I Love Rock ‘n’ Roll (Except When I Hate It) – Brian Boone
Between both switching to the smaller, satellite Indy library near our house from the larger Carmel library and Covid, I don’t just go wonder the library stacks very often, surprising myself with books that speak to me as I pass them. That is how I found this book, though. I was looking for another music book, it was missing, but spied this and knocked it out in a few sittings.

It is a collection of irreverent music lists and trivia nuggets. No heavy lifting, I knew some of the stuff, but also learned some new things along the way.


The Good Assassin – Paul Vidich
I have a couple lists of good espionage books that I’ve been working through. Paul Vidich’s work was recommended on one as some good, old school, Cold War noir. This, which takes place in Cuba just before Castro takes over, certainly fit that bill. In fact it was almost too noir-ish, sucking the life out of the book and making it rather bland. None of the characters were terribly interesting and the fascinating moment in history seemed wasted.
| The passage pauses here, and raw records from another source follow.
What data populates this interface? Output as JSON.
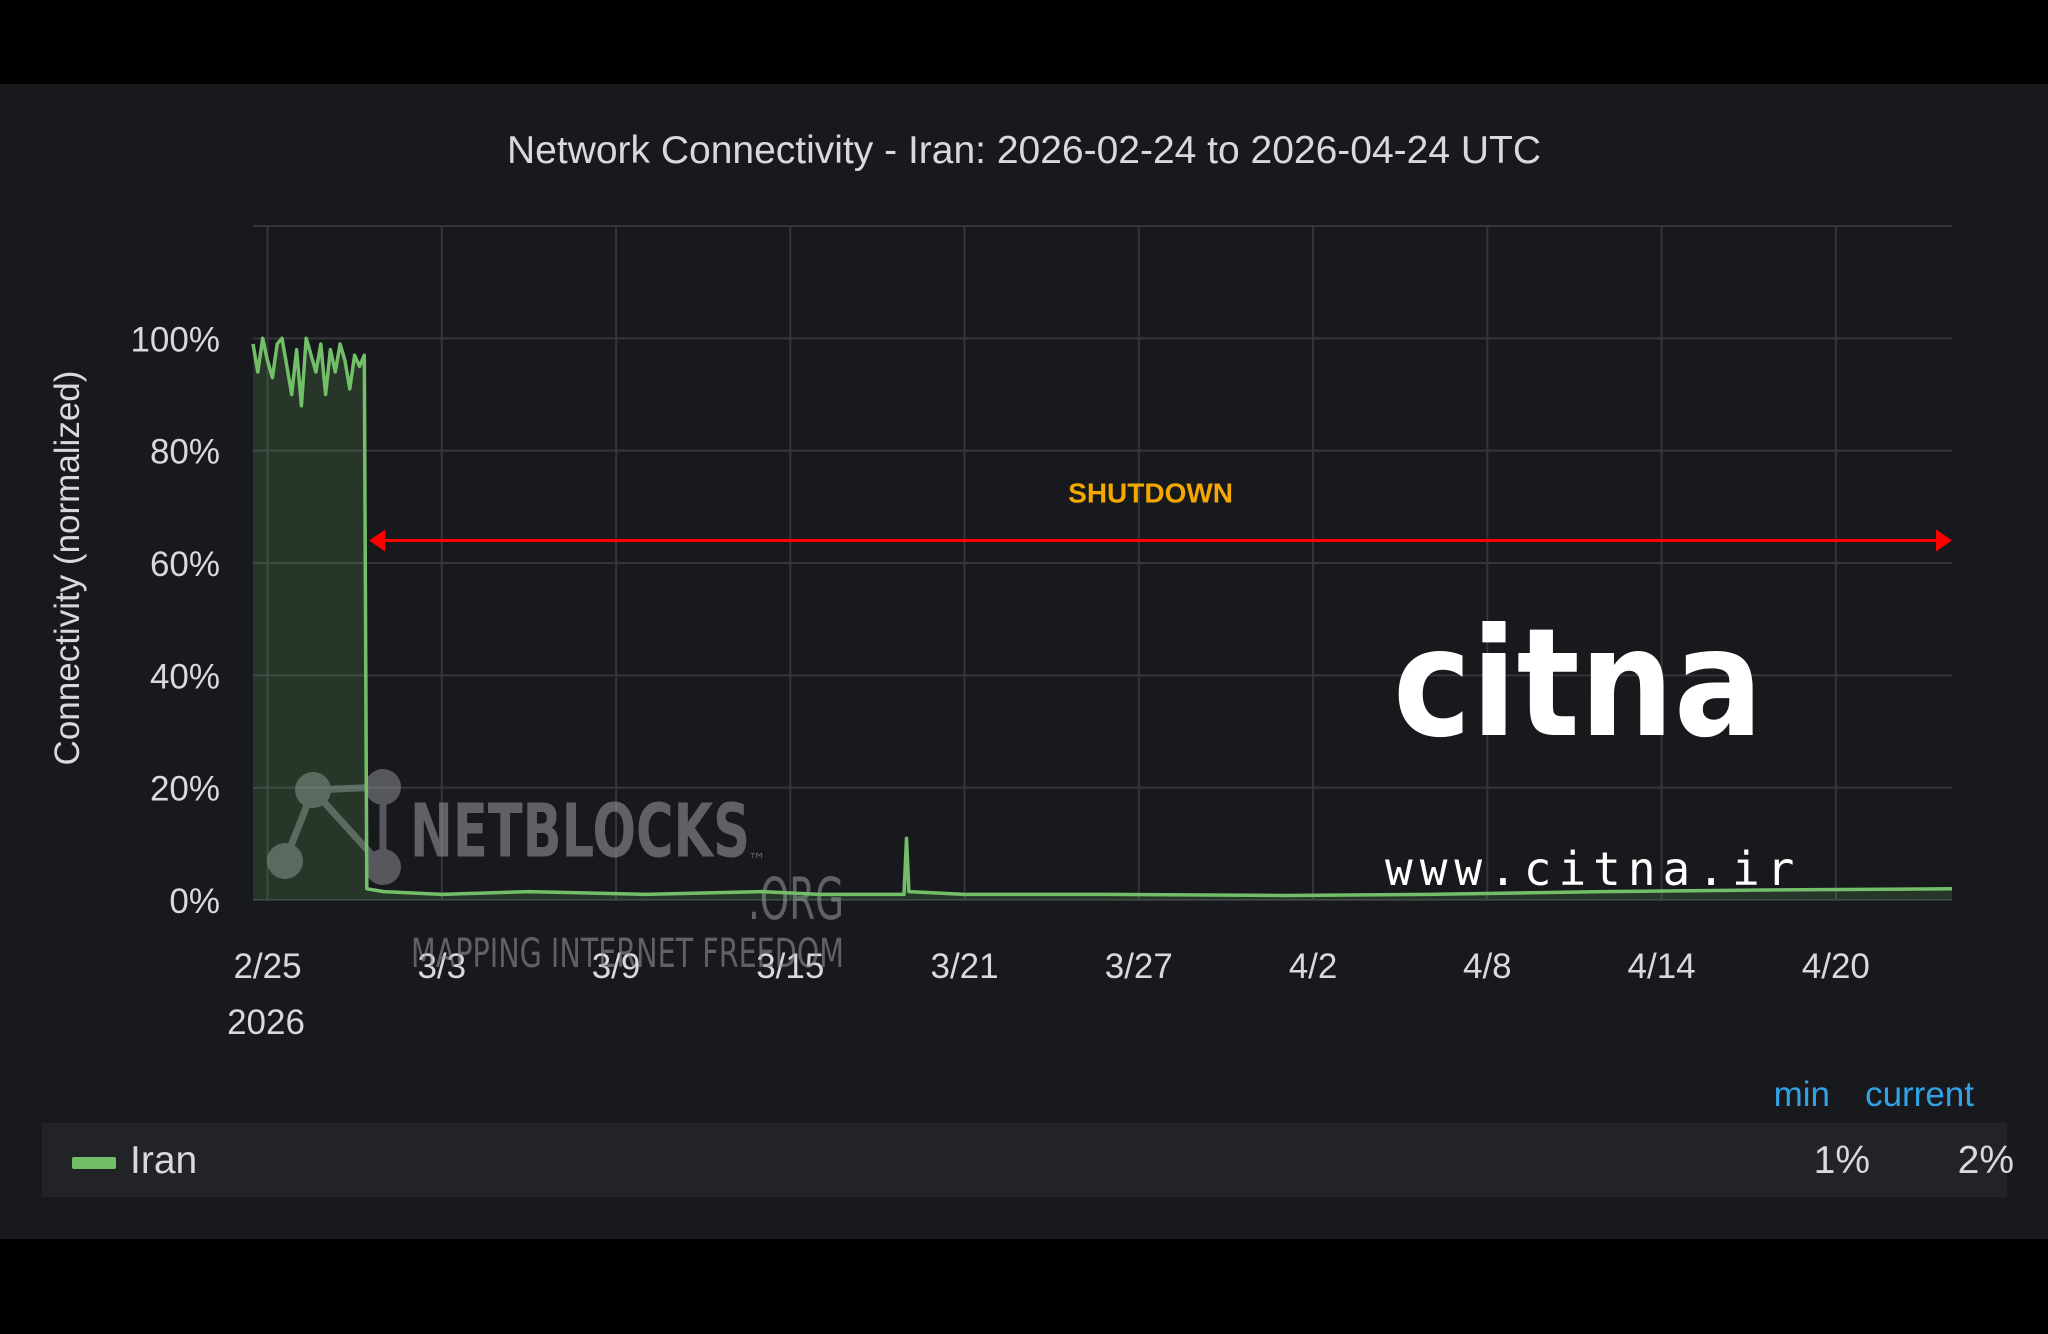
{
  "chart_data": {
    "type": "line",
    "title": "Network Connectivity - Iran: 2026-02-24 to 2026-04-24 UTC",
    "ylabel": "Connectivity (normalized)",
    "xlabel": "",
    "x_ticks": [
      "2/25",
      "3/3",
      "3/9",
      "3/15",
      "3/21",
      "3/27",
      "4/2",
      "4/8",
      "4/14",
      "4/20"
    ],
    "x_year_label": "2026",
    "y_ticks": [
      "0%",
      "20%",
      "40%",
      "60%",
      "80%",
      "100%"
    ],
    "ylim": [
      0,
      120
    ],
    "xlim": [
      "2026-02-24T12:00",
      "2026-04-24T00:00"
    ],
    "grid": true,
    "series": [
      {
        "name": "Iran",
        "color": "#73bf69",
        "fill": true,
        "points": [
          [
            "2026-02-24T12:00",
            99
          ],
          [
            "2026-02-24T16:00",
            94
          ],
          [
            "2026-02-24T20:00",
            100
          ],
          [
            "2026-02-25T00:00",
            96
          ],
          [
            "2026-02-25T04:00",
            93
          ],
          [
            "2026-02-25T08:00",
            99
          ],
          [
            "2026-02-25T12:00",
            100
          ],
          [
            "2026-02-25T16:00",
            95
          ],
          [
            "2026-02-25T20:00",
            90
          ],
          [
            "2026-02-26T00:00",
            98
          ],
          [
            "2026-02-26T04:00",
            88
          ],
          [
            "2026-02-26T08:00",
            100
          ],
          [
            "2026-02-26T12:00",
            97
          ],
          [
            "2026-02-26T16:00",
            94
          ],
          [
            "2026-02-26T20:00",
            99
          ],
          [
            "2026-02-27T00:00",
            90
          ],
          [
            "2026-02-27T04:00",
            98
          ],
          [
            "2026-02-27T08:00",
            94
          ],
          [
            "2026-02-27T12:00",
            99
          ],
          [
            "2026-02-27T16:00",
            96
          ],
          [
            "2026-02-27T20:00",
            91
          ],
          [
            "2026-02-28T00:00",
            97
          ],
          [
            "2026-02-28T04:00",
            95
          ],
          [
            "2026-02-28T08:00",
            97
          ],
          [
            "2026-02-28T10:00",
            2
          ],
          [
            "2026-03-01T00:00",
            1.5
          ],
          [
            "2026-03-03T00:00",
            1
          ],
          [
            "2026-03-06T00:00",
            1.5
          ],
          [
            "2026-03-10T00:00",
            1
          ],
          [
            "2026-03-14T00:00",
            1.5
          ],
          [
            "2026-03-16T00:00",
            1
          ],
          [
            "2026-03-18T22:00",
            1
          ],
          [
            "2026-03-19T00:00",
            11
          ],
          [
            "2026-03-19T02:00",
            1.5
          ],
          [
            "2026-03-21T00:00",
            1
          ],
          [
            "2026-03-26T00:00",
            1
          ],
          [
            "2026-04-01T00:00",
            0.8
          ],
          [
            "2026-04-06T00:00",
            1
          ],
          [
            "2026-04-12T00:00",
            1.5
          ],
          [
            "2026-04-18T00:00",
            1.8
          ],
          [
            "2026-04-24T00:00",
            2
          ]
        ]
      }
    ],
    "annotations": [
      {
        "text": "SHUTDOWN",
        "color": "#f2a800",
        "arrow_color": "#ff0000",
        "x_from": "2026-02-28T12:00",
        "x_to": "2026-04-24T00:00",
        "y": 64
      }
    ]
  },
  "legend": {
    "columns": [
      "min",
      "current"
    ],
    "rows": [
      {
        "name": "Iran",
        "min": "1%",
        "current": "2%"
      }
    ]
  },
  "watermarks": {
    "netblocks_name": "NETBLOCKS",
    "netblocks_suffix": ".ORG",
    "netblocks_tm": "™",
    "netblocks_tagline": "MAPPING INTERNET FREEDOM",
    "citna_logo": "citna",
    "citna_url": "www.citna.ir"
  }
}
The Premonition – Michael Lewis
This is the book I read in one night, starting it sometime after lunch and finishing it a little after midnight. Which is kind of funny because I was reluctant to read it at first. It just seemed too soon to read a book about the Covid pandemic, since the light at the end of the tunnel might be wiped out by a new tunnel millions of idiots are building to protect their personal freedoms.
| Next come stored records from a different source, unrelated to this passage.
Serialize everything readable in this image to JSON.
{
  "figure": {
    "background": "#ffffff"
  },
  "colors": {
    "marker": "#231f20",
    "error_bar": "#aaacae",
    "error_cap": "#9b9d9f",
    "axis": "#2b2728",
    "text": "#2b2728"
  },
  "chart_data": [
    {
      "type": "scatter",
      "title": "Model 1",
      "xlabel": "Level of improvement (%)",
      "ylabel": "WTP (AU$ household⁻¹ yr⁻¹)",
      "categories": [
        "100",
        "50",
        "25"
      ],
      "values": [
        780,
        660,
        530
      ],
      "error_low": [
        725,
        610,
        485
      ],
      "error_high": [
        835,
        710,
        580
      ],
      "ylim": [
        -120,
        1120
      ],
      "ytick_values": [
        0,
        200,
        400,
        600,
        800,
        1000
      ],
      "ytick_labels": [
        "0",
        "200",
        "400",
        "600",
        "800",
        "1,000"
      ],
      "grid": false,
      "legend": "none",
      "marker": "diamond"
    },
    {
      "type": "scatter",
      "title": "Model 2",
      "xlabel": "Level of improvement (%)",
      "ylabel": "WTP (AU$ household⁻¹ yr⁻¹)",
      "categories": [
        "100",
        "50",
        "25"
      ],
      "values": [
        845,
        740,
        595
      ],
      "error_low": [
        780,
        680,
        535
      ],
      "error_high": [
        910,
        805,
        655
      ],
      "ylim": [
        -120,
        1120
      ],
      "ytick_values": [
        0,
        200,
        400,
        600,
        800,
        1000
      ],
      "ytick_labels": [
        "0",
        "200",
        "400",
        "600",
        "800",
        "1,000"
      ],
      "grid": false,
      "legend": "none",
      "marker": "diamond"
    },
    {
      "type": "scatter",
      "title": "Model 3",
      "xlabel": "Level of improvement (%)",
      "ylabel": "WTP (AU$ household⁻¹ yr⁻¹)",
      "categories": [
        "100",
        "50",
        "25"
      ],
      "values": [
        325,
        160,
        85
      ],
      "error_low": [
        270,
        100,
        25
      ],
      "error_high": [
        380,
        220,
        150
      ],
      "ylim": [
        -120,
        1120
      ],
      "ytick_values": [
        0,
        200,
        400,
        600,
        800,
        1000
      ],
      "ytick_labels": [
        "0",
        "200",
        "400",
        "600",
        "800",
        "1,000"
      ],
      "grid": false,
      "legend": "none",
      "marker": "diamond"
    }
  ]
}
But, dammit, Michael Lewis found a way to write an insanely engaging accounting of how we got into the mess we are in.

As always, he focuses on personalities to explain larger problems. Also as always, he picks fascinating people for his focus. A hard-charging health commissioner in California. A cutting-edge genetic researcher at UCSF. And a pair of men who have been working on the problem of how to handle a pandemic for nearly 20 years who pull everyone together. It was these folks, and others like them scattered at various levels of government and industry, who helped to kickstart an otherwise inept and disinterested response by far too many power players in the US.

One interesting takeaway from the book, and why things are so fucked up in this country, is that there is no such thing as public health policy in the US. Each state and municipality is kind of on their own, consulting with others but often making decisions in a vacuum without any coordination from above. Thus, when a massive event like Covid hits, there is no structure for quickly making national policy. Throw in an incompetent president who was far more worried about protecting his own image than being a leader, and it’s no wonder we are in such a mess.
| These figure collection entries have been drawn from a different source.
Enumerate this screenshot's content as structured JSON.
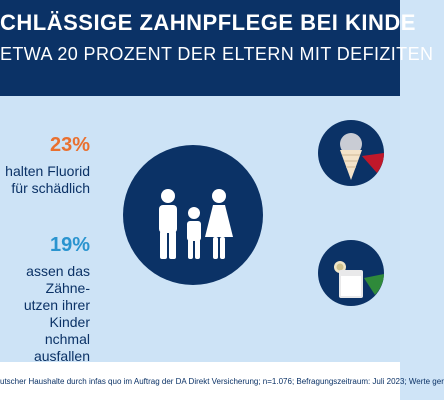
{
  "header": {
    "title": "CHLÄSSIGE ZAHNPFLEGE BEI KINDE",
    "subtitle": "ETWA 20 PROZENT DER ELTERN MIT DEFIZITEN"
  },
  "stats": [
    {
      "value": "23%",
      "text": "halten Fluorid\nfür schädlich"
    },
    {
      "value": "19%",
      "text": "assen das Zähne-\nutzen ihrer Kinder\nnchmal ausfallen"
    }
  ],
  "icons": {
    "center": "family-icon",
    "right_top": "ice-cream-icon",
    "right_bottom": "lemonade-glass-icon"
  },
  "colors": {
    "navy": "#0b3266",
    "orange": "#e9702f",
    "blue": "#2a94cf",
    "red": "#c0182a",
    "green": "#2f8a3a"
  },
  "footer": {
    "text": "utscher Haushalte durch infas quo im Auftrag der DA Direkt Versicherung; n=1.076; Befragungszeitraum: Juli 2023; Werte ger"
  }
}
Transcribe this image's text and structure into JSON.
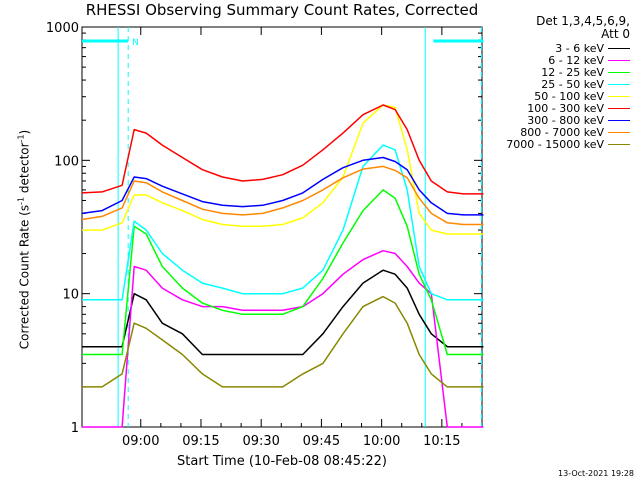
{
  "chart_data": {
    "type": "line",
    "title": "RHESSI Observing Summary Count Rates, Corrected",
    "xlabel": "Start Time (10-Feb-08 08:45:22)",
    "ylabel": "Corrected Count Rate (s",
    "ylabel_sup1": "-1",
    "ylabel_mid": " detector",
    "ylabel_sup2": "-1",
    "ylabel_end": ")",
    "yscale": "log",
    "ylim": [
      1,
      1000
    ],
    "xlim": [
      "08:45:22",
      "10:25:00"
    ],
    "x_ticks": [
      "09:00",
      "09:15",
      "09:30",
      "09:45",
      "10:00",
      "10:15"
    ],
    "y_ticks": [
      "1",
      "10",
      "100",
      "1000"
    ],
    "legend_header": [
      "Det 1,3,4,5,6,9,",
      "Att 0"
    ],
    "timestamp": "13-Oct-2021 19:28",
    "flag_label": "N",
    "x_minutes": [
      0,
      5,
      10,
      13,
      16,
      20,
      25,
      30,
      35,
      40,
      45,
      50,
      55,
      60,
      65,
      70,
      75,
      78,
      81,
      84,
      87,
      91,
      95,
      100
    ],
    "series": [
      {
        "name": "3 - 6 keV",
        "color": "#000000",
        "values": [
          4,
          4,
          4,
          10,
          9,
          6,
          5,
          3.5,
          3.5,
          3.5,
          3.5,
          3.5,
          3.5,
          5,
          8,
          12,
          15,
          14,
          11,
          7,
          5,
          4,
          4,
          4
        ]
      },
      {
        "name": "6 - 12 keV",
        "color": "#ff00ff",
        "values": [
          1,
          1,
          1,
          16,
          15,
          11,
          9,
          8,
          8,
          7.5,
          7.5,
          7.5,
          8,
          10,
          14,
          18,
          21,
          20,
          16,
          12,
          10,
          1,
          1,
          1
        ]
      },
      {
        "name": "12 - 25 keV",
        "color": "#00ff00",
        "values": [
          3.5,
          3.5,
          3.5,
          32,
          28,
          16,
          11,
          8.5,
          7.5,
          7,
          7,
          7,
          8,
          13,
          24,
          42,
          60,
          52,
          32,
          14,
          9,
          3.5,
          3.5,
          3.5
        ]
      },
      {
        "name": "25 - 50 keV",
        "color": "#00ffff",
        "values": [
          9,
          9,
          9,
          35,
          30,
          20,
          15,
          12,
          11,
          10,
          10,
          10,
          11,
          15,
          30,
          90,
          130,
          120,
          60,
          16,
          10,
          9,
          9,
          9
        ]
      },
      {
        "name": "50 - 100 keV",
        "color": "#ffff00",
        "values": [
          30,
          30,
          34,
          55,
          55,
          48,
          42,
          36,
          33,
          32,
          32,
          33,
          37,
          48,
          75,
          190,
          260,
          250,
          120,
          40,
          30,
          28,
          28,
          28
        ]
      },
      {
        "name": "100 - 300 keV",
        "color": "#ff0000",
        "values": [
          57,
          58,
          65,
          170,
          160,
          130,
          105,
          85,
          75,
          70,
          72,
          78,
          92,
          120,
          160,
          220,
          260,
          240,
          170,
          100,
          70,
          58,
          56,
          56
        ]
      },
      {
        "name": "300 - 800 keV",
        "color": "#0000ff",
        "values": [
          40,
          42,
          50,
          75,
          73,
          64,
          56,
          49,
          46,
          45,
          46,
          50,
          57,
          72,
          88,
          100,
          105,
          98,
          85,
          60,
          48,
          40,
          39,
          39
        ]
      },
      {
        "name": "800 - 7000 keV",
        "color": "#ff8800",
        "values": [
          36,
          38,
          44,
          70,
          68,
          58,
          50,
          43,
          40,
          39,
          40,
          44,
          50,
          60,
          74,
          86,
          90,
          84,
          74,
          52,
          40,
          34,
          33,
          33
        ]
      },
      {
        "name": "7000 - 15000 keV",
        "color": "#888800",
        "values": [
          2,
          2,
          2.5,
          6,
          5.5,
          4.5,
          3.5,
          2.5,
          2,
          2,
          2,
          2,
          2.5,
          3,
          5,
          8,
          9.5,
          8.5,
          6,
          3.5,
          2.5,
          2,
          2,
          2
        ]
      }
    ],
    "intervals": [
      {
        "kind": "night",
        "from_min": 0,
        "to_min": 11.5
      },
      {
        "kind": "night",
        "from_min": 87.5,
        "to_min": 100
      }
    ],
    "dashed_x_min": [
      11.5,
      99.5
    ],
    "solid_x_min": [
      9,
      85.5
    ]
  }
}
Another huge takeaway was that the CDC kind of sucks. Lewis shows the CDC to be a massive, overly cautious organization that would rather force others to make decisions than be held accountable for making difficult choices themselves. They attempt to thwart decision makers who have better information than the people in Atlanta if those locals go against the CDC playbook. And they collect massive amounts of incredibly important health and medical data, but hoard it for their own research purposes rather than share it so others can attempt to make rapid decisions in moments of crisis.

It isn’t until the book’s closing chapter when Lewis finally explains why the CDC might be so gun-shy. They botched the rollout of a swine flu vaccine in 1976 for a pandemic that never fully developed and both undercut its reputation and opened the door for the White House to control who ran it after decades of independence.

The personalities Lewis writes about are truly heroic, and the structural impediments they face are truly infuriating. He pulls that all together in a work of non-fiction that is as compulsive of a read as any fiction I’ve read in years.